Aura gelap menyeruak mengelilingi area di mana pilar-pilar hitam besar itu berada, yang di tengah-tengahnya aura gelap tersebut terlihat semakin pekat.
Giovanni bertanya-tanya, di manakah dia berada sekarang?
Pengetahuan Giovanni mengenai dunia luar masih teramat minim, dia tidak pernah keluar dari desa selama hidupnya. Dihadapkan pada keadaan seperti ini membuat Giovanni panik dan kebingungan, dia terus berharap kalau Bunda akan segera muncul di hadapannya.
"Oh, kau sudah sadar?"
Ada suara seorang gadis berkata kepada Giovanni. Dia menoleh, kemudian mendapati seorang gadis sedang berjalan mendekat.
Gadis ini memakai pakaian biarawati, yang sempat membuat Giovanni mengira dia adalah Enge karena postur tubuhnya yang kecil. Tapi, sesaat kemudian Giovanni sadar kalau jubah yang dipakai gadis ini berbeda dengan jubah yang dikenakan rahib gereja Desa Roveena dan mereka tampak seumuran.

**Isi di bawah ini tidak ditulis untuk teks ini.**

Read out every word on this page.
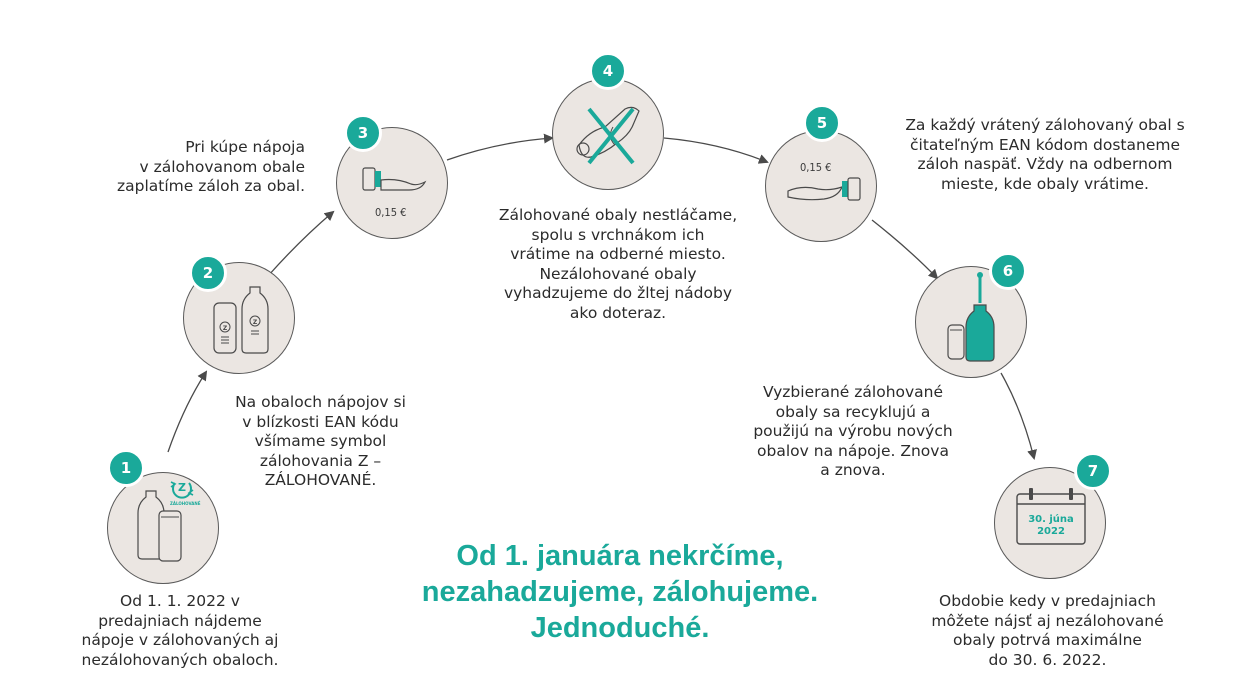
Z
ZÁLOHOVANÉ
1
Od 1. 1. 2022 v
predajniach nájdeme
nápoje v zálohovaných aj
nezálohovaných obaloch.
Z
Z
2
Na obaloch nápojov si
v blízkosti EAN kódu
všímame symbol
zálohovania Z –
ZÁLOHOVANÉ.
0,15 €
3
Pri kúpe nápoja
v zálohovanom obale
zaplatíme záloh za obal.
4
Zálohované obaly nestláčame,
spolu s vrchnákom ich
vrátime na odberné miesto.
Nezálohované obaly
vyhadzujeme do žltej nádoby
ako doteraz.
0,15 €
5	Za každý vrátený zálohovaný obal s
čitateľným EAN kódom dostaneme
záloh naspäť. Vždy na odbernom
mieste, kde obaly vrátime.
6
Vyzbierané zálohované
obaly sa recyklujú a
použijú na výrobu nových
obalov na nápoje. Znova
a znova.
30. júna
2022
7
Obdobie kedy v predajniach
môžete nájsť aj nezálohované
obaly potrvá maximálne
do 30. 6. 2022.
Od 1. januára nekrčíme,
nezahadzujeme, zálohujeme.
Jednoduché.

"Halo, senang melihatmu sudah siuman. Namaku Alvia Etherancia, salam kenal." Gadis itu memperkenalkan diri dengan senyum terulas manis di bibir.
Giovanni sempat tertegun sebelum turut memperkenalkan diri.
"Apakah, kau yang menyelamatkanku?" tanya Giovanni selanjutnya.
Alvia mengangguk-angguk. "Yup! Aku yang menyelamatkan nyawamu!"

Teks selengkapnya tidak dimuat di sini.